The first actual Eeveelution we’re looking at this week is Flareon (SM – Cosmic Eclipse 25/236). “Power Cheer” causes the attacks of your Pokémon-GX Eeveelutions to do an extra 30 damage when hitting your opponent’s Active. If it isn’t a Pokémon-GX, it receives no damage bonus. The Pokémon receiving the bonus must normally Evolve from Eevee; Gardevoir & Sylveon-GX are ineligible, but something like a Vaporeon fielded via Archie’s Ace in the Hole still does. The +30 applies before Weakness and Resistance, and attacks that don’t do any damage in the first place cannot receive it. Power Cheer is worded so that only one instance of it can be used at a time. +30 is a good amount, but remember damage buffs have to reduce how many turns it takes to score a KO or help trigger/avoid triggering an effect to really matter.
As it will affect how we view Flareon’s stats, let us look at the attack next: “Flame Thrower” requires [RCC] to use to do 90 damage, and also says you discard an Energy from “this Pokémon”. For the costs, the damage is a bit low but the Energy requirements are also mostly [C] and even the discard requirement can be of any Type. An added bonus is Welder making both [R] and [C] Energy requirements better for cards that need enough of both to justify that Supporter in a deck. This seems like “functional filler”; what would seem like an under-powered, stock attack may be adequate because of the circumstances.

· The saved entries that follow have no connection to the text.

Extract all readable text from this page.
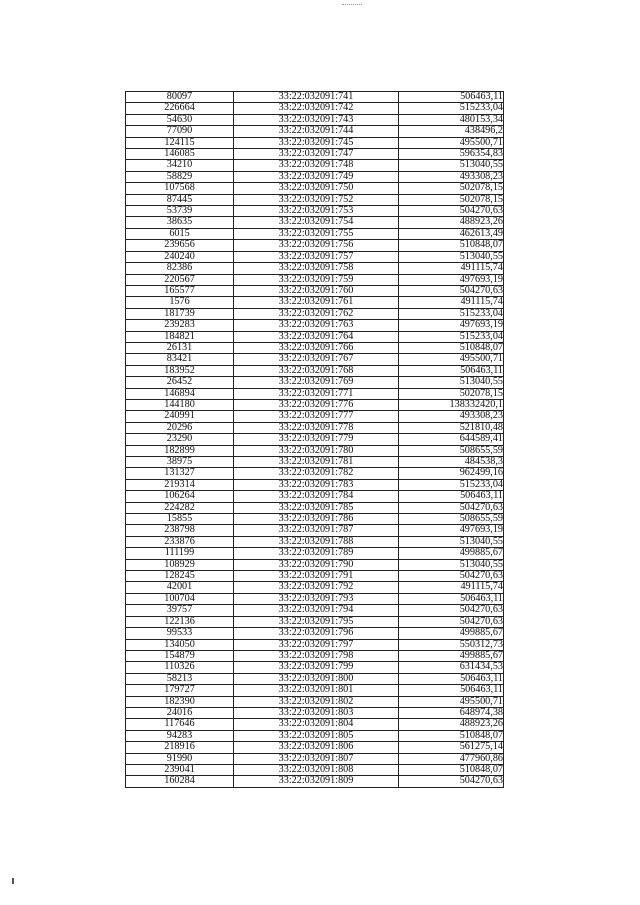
80097	33:22:032091:741	506463,11
226664	33:22:032091:742	515233,04
54630	33:22:032091:743	480153,34
77090	33:22:032091:744	438496,2
124115	33:22:032091:745	495500,71
146085	33:22:032091:747	596354,83
34210	33:22:032091:748	513040,55
58829	33:22:032091:749	493308,23
107568	33:22:032091:750	502078,15
87445	33:22:032091:752	502078,15
53739	33:22:032091:753	504270,63
38635	33:22:032091:754	488923,26
6015	33:22:032091:755	462613,49
239656	33:22:032091:756	510848,07
240240	33:22:032091:757	513040,55
82386	33:22:032091:758	491115,74
220567	33:22:032091:759	497693,19
165577	33:22:032091:760	504270,63
1576	33:22:032091:761	491115,74
181739	33:22:032091:762	515233,04
239283	33:22:032091:763	497693,19
184821	33:22:032091:764	515233,04
26131	33:22:032091:766	510848,07
83421	33:22:032091:767	495500,71
183952	33:22:032091:768	506463,11
26452	33:22:032091:769	513040,55
146894	33:22:032091:771	502078,15
144180	33:22:032091:776	138332420,1
240991	33:22:032091:777	493308,23
20296	33:22:032091:778	521810,48
23290	33:22:032091:779	644589,41
182899	33:22:032091:780	508655,59
38975	33:22:032091:781	484538,3
131327	33:22:032091:782	962499,16
219314	33:22:032091:783	515233,04
106264	33:22:032091:784	506463,11
224282	33:22:032091:785	504270,63
15855	33:22:032091:786	508655,59
238798	33:22:032091:787	497693,19
233876	33:22:032091:788	513040,55
111199	33:22:032091:789	499885,67
108929	33:22:032091:790	513040,55
128245	33:22:032091:791	504270,63
42001	33:22:032091:792	491115,74
100704	33:22:032091:793	506463,11
39757	33:22:032091:794	504270,63
122136	33:22:032091:795	504270,63
99533	33:22:032091:796	499885,67
134050	33:22:032091:797	550312,73
154879	33:22:032091:798	499885,67
110326	33:22:032091:799	631434,53
58213	33:22:032091:800	506463,11
179727	33:22:032091:801	506463,11
182390	33:22:032091:802	495500,71
24016	33:22:032091:803	648974,38
117646	33:22:032091:804	488923,26
94283	33:22:032091:805	510848,07
218916	33:22:032091:806	561275,14
91990	33:22:032091:807	477960,86
239041	33:22:032091:808	510848,07
160284	33:22:032091:809	504270,63
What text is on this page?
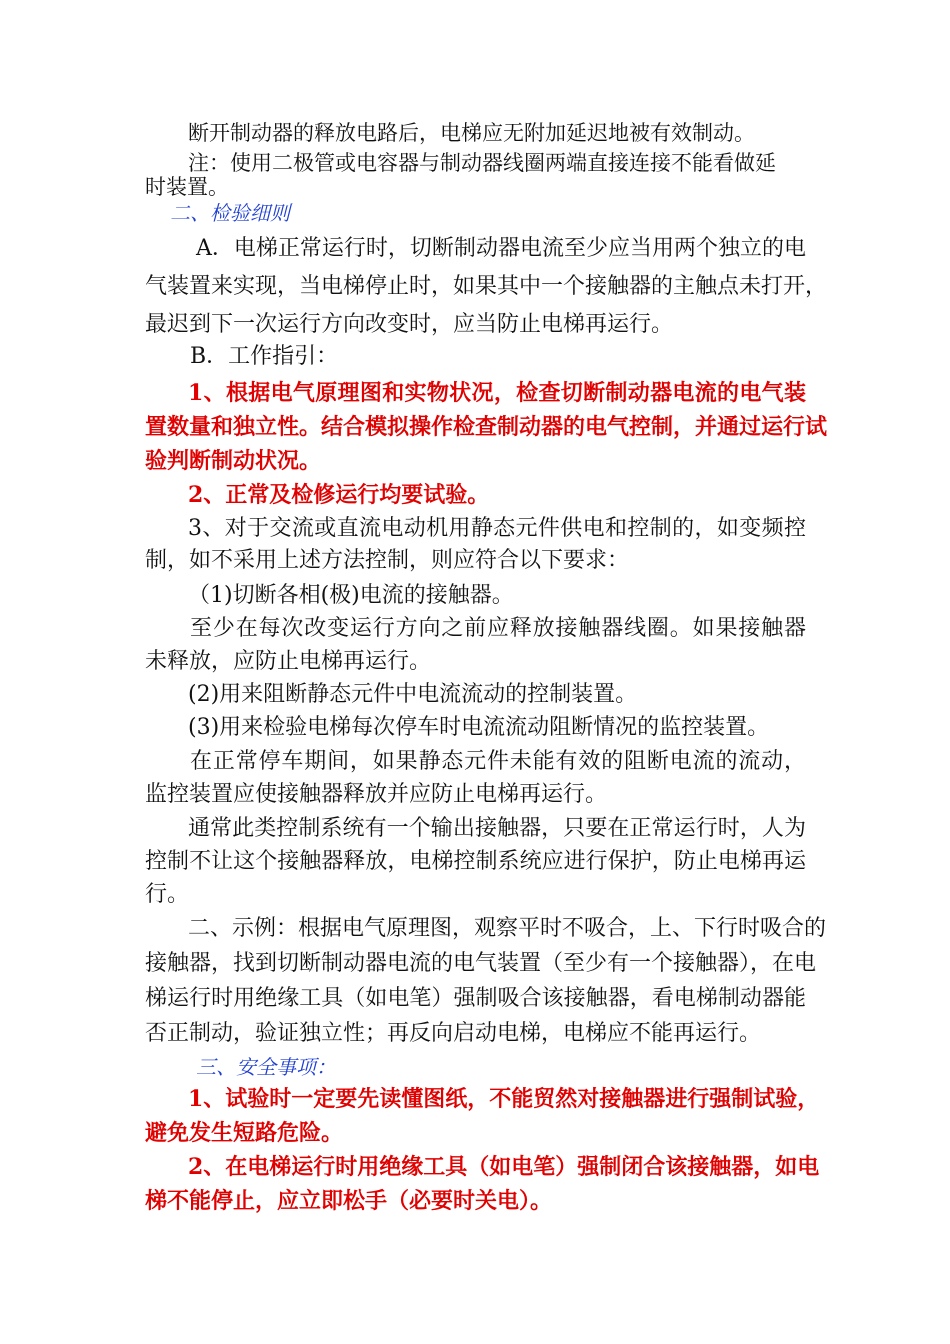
断开制动器的释放电路后，电梯应无附加延迟地被有效制动。
注：使用二极管或电容器与制动器线圈两端直接连接不能看做延
时装置。
二、检验细则
A．电梯正常运行时，切断制动器电流至少应当用两个独立的电
气装置来实现，当电梯停止时，如果其中一个接触器的主触点未打开，
最迟到下一次运行方向改变时，应当防止电梯再运行。
B．工作指引：
1、根据电气原理图和实物状况，检查切断制动器电流的电气装
置数量和独立性。结合模拟操作检查制动器的电气控制，并通过运行试
验判断制动状况。
2、正常及检修运行均要试验。
3、对于交流或直流电动机用静态元件供电和控制的，如变频控
制，如不采用上述方法控制，则应符合以下要求：
（1)切断各相(极)电流的接触器。
至少在每次改变运行方向之前应释放接触器线圈。如果接触器
未释放，应防止电梯再运行。
(2)用来阻断静态元件中电流流动的控制装置。
(3)用来检验电梯每次停车时电流流动阻断情况的监控装置。
在正常停车期间，如果静态元件未能有效的阻断电流的流动，
监控装置应使接触器释放并应防止电梯再运行。
通常此类控制系统有一个输出接触器，只要在正常运行时，人为
控制不让这个接触器释放，电梯控制系统应进行保护，防止电梯再运
行。
二、示例：根据电气原理图，观察平时不吸合，上、下行时吸合的
接触器，找到切断制动器电流的电气装置（至少有一个接触器），在电
梯运行时用绝缘工具（如电笔）强制吸合该接触器，看电梯制动器能
否正制动，验证独立性；再反向启动电梯，电梯应不能再运行。
三、安全事项：
1、试验时一定要先读懂图纸，不能贸然对接触器进行强制试验，
避免发生短路危险。
2、在电梯运行时用绝缘工具（如电笔）强制闭合该接触器，如电
梯不能停止，应立即松手（必要时关电）。
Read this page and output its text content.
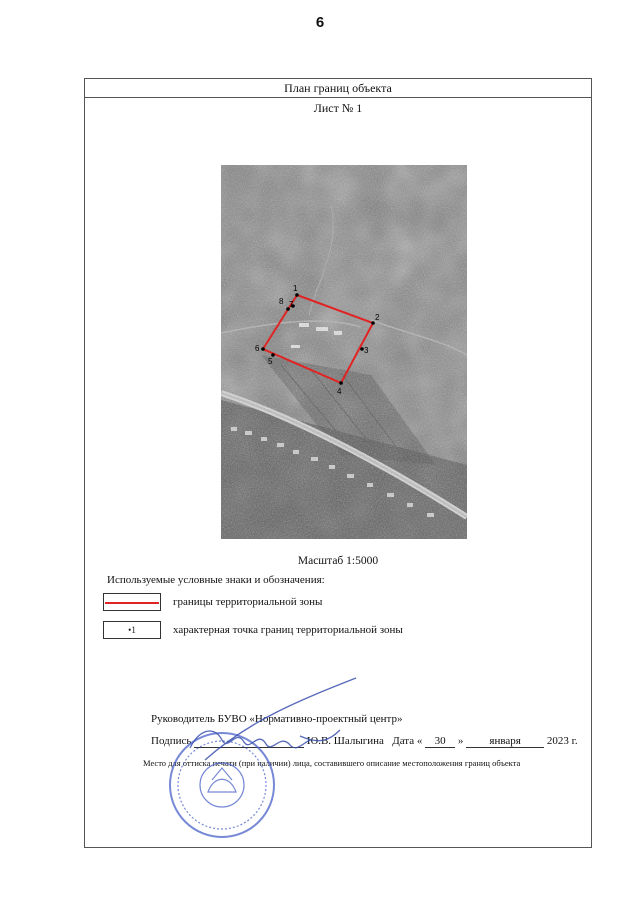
6
План границ объекта
Лист № 1
1
2
3
4
5
6
7
8
Масштаб 1:5000
Используемые условные знаки и обозначения:
границы территориальной зоны
•1	характерная точка границ территориальной зоны
Руководитель БУВО «Нормативно-проектный центр»
Подпись	Ю.В. Шалыгина Дата « 30 » января 2023 г.
Место для оттиска печати (при наличии) лица, составившего описание местоположения границ объекта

One of those circumstances is being a [R] Type. Technically, Welder doesn’t care about Pokémon Type, but Energy Type. Flareon-GX is a [R] Type, which might be handy with the right combo but probably won’t matter all that often. Being a Stage 1 is kind of expected seeing as this is an Eeveelution. 110 HP is a probable OHKO from most decks with even a half-decent setup, though the [W] Weakness may still matter as it allows a more technical or less prepared attacker to still take Flareon down in one hit most of the time. The lack of Resistance is typical. A Retreat Cost of [CC] isn’t too bad; a bit painful to pay at full price, but this also isn’t a likely card to put up front.

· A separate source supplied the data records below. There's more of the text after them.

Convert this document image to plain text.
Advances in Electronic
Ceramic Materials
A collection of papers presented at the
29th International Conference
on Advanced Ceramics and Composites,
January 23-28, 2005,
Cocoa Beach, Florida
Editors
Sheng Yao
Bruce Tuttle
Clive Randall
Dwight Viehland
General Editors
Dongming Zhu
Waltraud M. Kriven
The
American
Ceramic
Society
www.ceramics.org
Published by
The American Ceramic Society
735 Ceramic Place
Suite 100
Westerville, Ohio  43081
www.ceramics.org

In the Standard Format, Flareon lets your Pokémon-GX Eeveelutions (Flareon-GX, Glaceon-GX, Jolteon-GX, Leafon-GX, and Vaporeon-GX). All of these cards do benefit from the extra damage provided by Power Cheer, but some better than others. Those designed more to stay on-Type (like Vaporeon-GX) probably shouldn’t bother. For the Expanded Format, we add Espeon-GX, Sylveon-GX, and Umbreon-GX to the list; they also clear some key damage thresholds. Your Bench is more vulnerable here but you also have more damage bonuses you can stack with Power Cheer; Flareon still won’t be worth it in decks that cannot afford something this small on their Bench or that are better off sticking to existing support, but most Evolutions benefit enough to at least consider Flareon for the deck.
I’m not sure either Constructed Format really rewards you enough to make an Eeveelution-focused deck competitive, but the card family does have some impressive members; it is just I normally think of cards like Jolteon-GX working in a [L] Type deck and not an Eeveelutions deck. Even in an Eeveelution deck, you also may simply lack the space for Bench-sitters. The Limited Format is a bit happier for Flaeron. The obvious downside is there are no Pokémon-GX Eeveelutions that can take advantage of Power Cheer. The upside is that Flareon becomes a solid, mostly splashable Stage 1 for most deck you’re likely to build.
Yes, I’m letting myself slip back into half-points for this review. Flareon has some long-term prospects; while Pokémon-GX seem to have been abandoned in favor of Pokémon-V and V-Man in future sets, other support could make an existing Eeveelution-GX worthwhile, in which case Flareon itself might also benefit. It is hard to argue against the +30 bonus for most Eeveelution decks but with no such deck winning big in competitive play, that’s still a niche calling.